Николай все же привел ее на вокзал. В последний момент, воровато оглядываясь, опасаясь, наверное, встречи со знакомыми и от всей души, должно быть, желая опоздать. Ах, если бы мне только дано было увидеть и обнять ее еще раз там, на перроне! Если бы он позволил мне проститься с ней, подержать ее за руку, может быть, я и не осмелилась бы уехать, не осмелилась бы оставить ее — ни за что, никогда… Но все случилось иначе, и поезд уже уносит меня в холодную октябрьскую ночь, и я плачу, и нет мне прощения.
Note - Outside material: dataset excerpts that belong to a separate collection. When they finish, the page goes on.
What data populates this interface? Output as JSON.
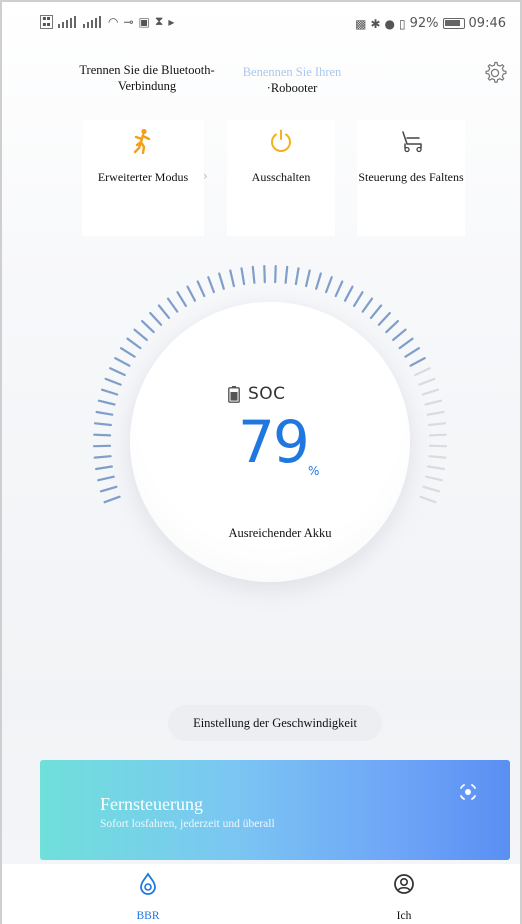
{
  "status_bar": {
    "icons_left": [
      "sim-icon",
      "signal-icon",
      "signal-icon",
      "wifi-icon",
      "key-icon",
      "nfc-icon",
      "hourglass-icon",
      "cast-icon"
    ],
    "icons_right": [
      "vibrate-icon",
      "bluetooth-icon",
      "location-icon",
      "vibration-icon"
    ],
    "battery_percent": "92%",
    "time": "09:46"
  },
  "header": {
    "disconnect_label": "Trennen Sie die Bluetooth-Verbindung",
    "rename_label": "Benennen Sie Ihren",
    "device_name": "·Robooter"
  },
  "tiles": [
    {
      "icon": "walking-person-icon",
      "label": "Erweiterter Modus"
    },
    {
      "icon": "power-icon",
      "label": "Ausschalten"
    },
    {
      "icon": "wheelchair-fold-icon",
      "label": "Steuerung des Faltens"
    }
  ],
  "gauge": {
    "label": "SOC",
    "value": "79",
    "unit": "%",
    "level_fraction": 0.79,
    "status_text": "Ausreichender Akku"
  },
  "speed_button_label": "Einstellung der Geschwindigkeit",
  "remote": {
    "title": "Fernsteuerung",
    "subtitle": "Sofort losfahren, jederzeit und überall"
  },
  "nav": [
    {
      "label": "BBR",
      "active": true
    },
    {
      "label": "Ich",
      "active": false
    }
  ],
  "colors": {
    "accent": "#1f78e0",
    "walk_icon": "#f2a018",
    "power_icon": "#f2b21c",
    "gauge_tick_active": "#7f9ec9",
    "gauge_tick_inactive": "#d8dbe0"
  }
}
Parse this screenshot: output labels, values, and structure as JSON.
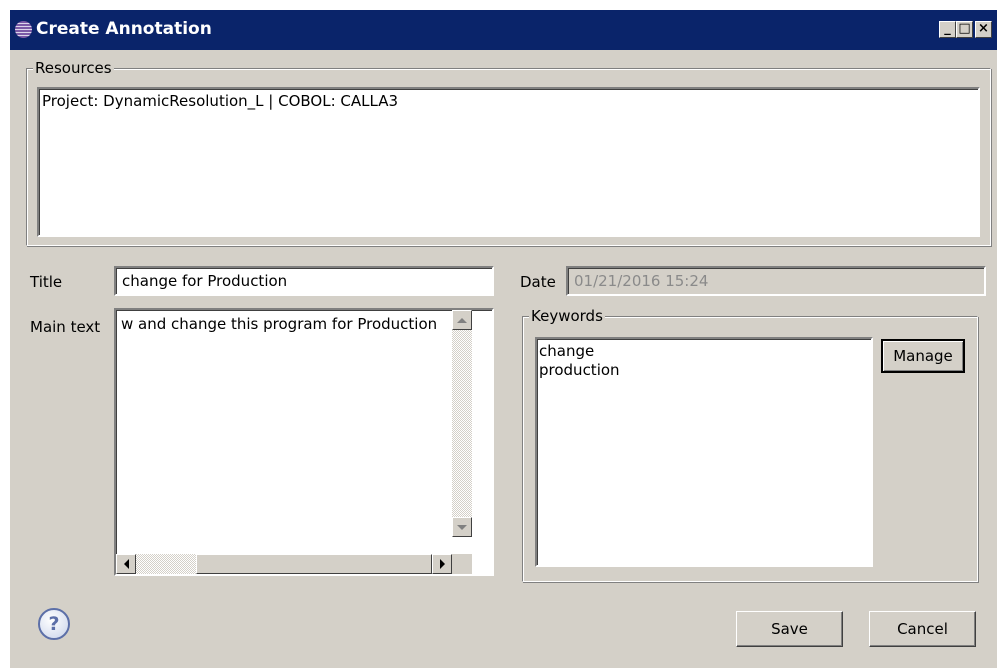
{
  "window": {
    "title": "Create Annotation",
    "controls": {
      "minimize": "_",
      "maximize": "□",
      "close": "×"
    }
  },
  "resources": {
    "legend": "Resources",
    "items": [
      "Project: DynamicResolution_L | COBOL: CALLA3"
    ]
  },
  "form": {
    "title_label": "Title",
    "title_value": "change for Production",
    "main_text_label": "Main text",
    "main_text_value": "w and change this program for Production",
    "date_label": "Date",
    "date_value": "01/21/2016 15:24"
  },
  "keywords": {
    "legend": "Keywords",
    "items": [
      "change",
      "production"
    ],
    "manage_label": "Manage"
  },
  "footer": {
    "help_glyph": "?",
    "save_label": "Save",
    "cancel_label": "Cancel"
  },
  "icons": {
    "app": "eclipse-icon",
    "help": "help-icon"
  }
}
Я запомню это на всю жизнь. Холодный пар от дыхания, и синий дым паровоза, и его тягучий, пугающий гудок, и то, как висела я на подножке, до рези в глазах вглядываясь в сумерки, чтобы увидеть, не пропустить, разглядеть мою дочь, если все же она появится на перроне. И она появилась… Хрупкая маленькая фигурка, крепко держащая за руку отца, испуганная и надломленная, не понимающая, почему мама должна уезжать. Девочка в темно-синем пальтишке (узком в плечиках, расширенном колоколом книзу) — такие когда-то носила и я. Пальтишко из прошлой жизни, сшитое личной портнихой по моему собственному рисунку, так выделявшее Асю среди других «комиссарских детей»… Светлое пятнышко на мрачном фоне беды и потери, синий колокольчик из прошлой жизни, мое навсегда утерянное счастье — где ты теперь?
Мы встретились с ней взглядами, она рванулась ко мне, и я тоже рванулась вперед, одержимая единственной мыслью — обнять ее, утешить, поцеловать. Но поезд уже тронулся, и кто-то схватил меня сзади, мешая прыгнуть, и я замерла, ничего не видя сквозь слезы, заливавшие лицо. Еще один гудок, и снова пар, туман, слезы перед глазами и Асин крик: «Мама! Мама!..» Но я уже пришла в себя и вспомнила, зачем я здесь. Неведомая сила приковала мои руки к поручням вагона, неведомая боль стиснула сердце так, что нечем стало дышать, и я тоже, вслед за моей Асей, повторила: «Мама! Мама…» И отвернулась, не желая больше смотреть в прошлое, потому что еще секунда — и я навсегда осталась бы здесь.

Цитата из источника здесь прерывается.